Vector-base amplitude panning (VBAP) was extensively described and investigated in [2], alongside with the stabilization of moving sources by adding spread with multiple-direction amplitude panning (MDPA) [3]. Since then, VBAP and MDAP have been becoming the most common and popular amplitude panning techniques, which is particularly robust and can automatically adapt to specific playback layouts.

3.1 Vector-Base Amplitude Panning (VBAP)

Assuming the \(\varvec{r}_\mathrm {V}\) model to predict the perceived direction, an intended auditory event at a panning direction \(\varvec{\theta }\), we call it the virtual source, can theoretically be controlled by the criterion according to V. Pulkki [2]

$$\begin{aligned} \varvec{\theta }&=\sum _{l=1}^\mathrm {L}\tilde{g}_l\,\varvec{\uptheta }_l. \end{aligned}$$
(3.1)

Here, \(\varvec{\uptheta }_l\) are the direction vectors of the loudspeakers involved and the amplitude weights \(\tilde{g}_l\) need to be normalized for constant loudness

$$\begin{aligned} g_l&=\frac{\tilde{g}_l}{\sqrt{\sum _{l=1}^\mathrm {L}\tilde{g}_l^2}}. \end{aligned}$$
(3.2)

Moreover, the weights \(g_l\) should always stay positive to avoid in-head localization or other irritating listening experiences. For loudspeaker rings around the horizon, always 1 or 2 loudspeakers will be contributing to the auditory event, for loudspeakers arranged on a surrounding sphere, always 1 up to 3 loudspeakers will be used, whose directions must enclose the direction of the desired auditory event, the virtal source. For the directional stability of the auditory event, the angle enclosed between the loudspeakers should stay smaller than \(90^\circ \).

The system of equations for VBAP [2] uses 3 loudspeaker directions and gains to model the panning direction \(\varvec{\theta }\)

$$\begin{aligned} \varvec{\theta }&=[\varvec{\uptheta }_1,\,\varvec{\uptheta }_2,\,\varvec{\uptheta }_3]\begin{bmatrix} \tilde{g}_1\\ \tilde{g}_2\\ \tilde{g}_3 \end{bmatrix}=\mathbf {L}\cdot \varvec{\tilde{g}}&\Rightarrow \varvec{\tilde{g}}&=\mathbf {L}^{-1}\,\varvec{\theta },&\varvec{g}&=\frac{\varvec{\tilde{g}}}{\Vert \varvec{\tilde{g}}\Vert }. \end{aligned}$$
(3.3)

The selection of the activated loudspeaker triplet is preceded by forming all triplets of the convex hull spanned by all the given playback loudspeakers. To find the loudspeaker triplet that needs to be activated, the list of all triplets is being searched for the one with all-positive weights, \( g_1\ge 0\), \(g_2\ge 0\), \(g_3\ge 0\).

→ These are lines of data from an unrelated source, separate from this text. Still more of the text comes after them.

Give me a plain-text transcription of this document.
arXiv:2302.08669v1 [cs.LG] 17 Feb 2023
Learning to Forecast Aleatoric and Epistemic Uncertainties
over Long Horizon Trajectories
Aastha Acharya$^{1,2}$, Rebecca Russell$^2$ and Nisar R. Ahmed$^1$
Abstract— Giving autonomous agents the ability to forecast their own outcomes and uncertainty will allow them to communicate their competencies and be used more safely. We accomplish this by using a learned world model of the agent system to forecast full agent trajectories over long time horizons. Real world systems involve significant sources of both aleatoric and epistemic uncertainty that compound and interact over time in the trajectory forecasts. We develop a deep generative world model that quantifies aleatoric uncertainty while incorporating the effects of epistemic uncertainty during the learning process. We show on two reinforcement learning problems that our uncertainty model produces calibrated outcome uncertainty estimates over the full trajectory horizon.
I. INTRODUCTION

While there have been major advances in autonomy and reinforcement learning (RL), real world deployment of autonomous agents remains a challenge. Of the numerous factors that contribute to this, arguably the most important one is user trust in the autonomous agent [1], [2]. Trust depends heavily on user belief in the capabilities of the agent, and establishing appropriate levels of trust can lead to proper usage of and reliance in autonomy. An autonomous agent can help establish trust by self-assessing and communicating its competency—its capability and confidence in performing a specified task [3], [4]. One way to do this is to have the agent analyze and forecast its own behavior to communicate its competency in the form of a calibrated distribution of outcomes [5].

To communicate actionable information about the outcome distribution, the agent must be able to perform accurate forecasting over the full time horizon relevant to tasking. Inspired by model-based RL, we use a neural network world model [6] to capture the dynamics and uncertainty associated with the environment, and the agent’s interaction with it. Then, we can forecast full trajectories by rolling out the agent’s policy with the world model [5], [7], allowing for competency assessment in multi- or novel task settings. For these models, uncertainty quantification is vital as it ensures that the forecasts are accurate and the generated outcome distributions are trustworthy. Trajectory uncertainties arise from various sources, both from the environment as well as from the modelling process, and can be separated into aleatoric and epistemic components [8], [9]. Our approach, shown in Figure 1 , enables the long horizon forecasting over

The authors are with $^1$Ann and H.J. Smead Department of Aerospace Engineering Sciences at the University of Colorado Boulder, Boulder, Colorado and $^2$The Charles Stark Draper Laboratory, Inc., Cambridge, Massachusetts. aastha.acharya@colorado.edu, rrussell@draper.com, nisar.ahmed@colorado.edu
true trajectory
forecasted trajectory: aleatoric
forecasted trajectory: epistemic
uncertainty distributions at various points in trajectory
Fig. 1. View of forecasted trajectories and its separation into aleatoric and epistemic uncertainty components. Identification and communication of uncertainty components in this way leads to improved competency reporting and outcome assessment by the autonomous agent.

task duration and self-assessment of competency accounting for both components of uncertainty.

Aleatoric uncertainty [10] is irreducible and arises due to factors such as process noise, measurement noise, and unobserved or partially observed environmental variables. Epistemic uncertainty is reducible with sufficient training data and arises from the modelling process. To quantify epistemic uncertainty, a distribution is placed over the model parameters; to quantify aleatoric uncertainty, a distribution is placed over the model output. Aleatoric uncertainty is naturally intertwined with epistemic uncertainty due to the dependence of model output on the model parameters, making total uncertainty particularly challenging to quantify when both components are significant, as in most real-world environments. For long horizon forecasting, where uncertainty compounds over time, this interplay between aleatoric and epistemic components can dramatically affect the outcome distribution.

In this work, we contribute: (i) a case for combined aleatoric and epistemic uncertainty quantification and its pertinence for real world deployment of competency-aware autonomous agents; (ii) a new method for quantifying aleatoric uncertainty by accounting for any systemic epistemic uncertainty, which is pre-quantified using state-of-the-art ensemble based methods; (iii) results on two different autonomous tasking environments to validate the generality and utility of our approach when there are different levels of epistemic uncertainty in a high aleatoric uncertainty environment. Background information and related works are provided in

Figure 3.1 shows the localization curve for VBAP between a loudspeaker at \(0^\circ \) and \(45^\circ \) for a centrally seated listener and one shifted to the left. The experiment is described in [4] and results were gathered by a 1.8 m circle of 8 loudspeakers, and listeners indicated the perceived direction by naming numbers from a \(5^\circ \) scale mounted on the loudspeaker setup. Black whiskers of the results (\(95\%\) confidence intervals and medians) for the centrally seated listener indicate a mismatch between slope of the perceived angles with VBAP; the ideal curve is represented by the dashed line and the mismatch can be understood by a better match of other exponents \(\gamma \) in Fig. 2.6. The directional spread is quite narrow. For an off-center left-shifted listening position the perceived directions is shown in terms of a \(5^\circ \) histogram (gray bubbles) in Fig. 3.1. For this off-center position, it becomes clear that the closest loudspeaker dominates localization within a third of the panning directions. Still, the directional mapping seems to be monotonic with the panning angle, and the perceived direction stays within the loudspeaker pair, which is a robust result, at least.

Fig. 3.1
figure 1

Perceived directions for VBAP between loudspeakers at 0\(^\circ \) and \(45^\circ \) from [4]. \(95\%\) confidence intervals and medians (black) are for a centrally seated listener in a circle of 2.5 m radius. Localization for left-shifted listener (1.25 m) can become bi-modal, so that \(5^\circ \) bubble histogram is shown (gray)

Fig. 3.2
figure 2

VBAP angles on a \(60^\circ \)-spaced horizontal loudspeaker ring starting at \(0^\circ \) (a) or \(30^\circ \) (b), perceptually adjusted to match panned pink noise with harmonic-complex acoustic reference in \(15^\circ \) steps, from [5]; black curve shows \(\varvec{ r}_\mathrm {E}\) model prediction

In Fig. 3.2 we see that responses from [5] in which the panning angle was adjusted to match reference loudspeakers set up in steps of \(15^\circ \) on amplitude-panned lateral loudspeaker pairs fairly match the reference directions using VBAP. The \(\varvec{ r}_\mathrm {E}\) vector model (black curve) delivers a better match with only one exception at \(105^\circ \). This motivates VBIP as alternative strategy.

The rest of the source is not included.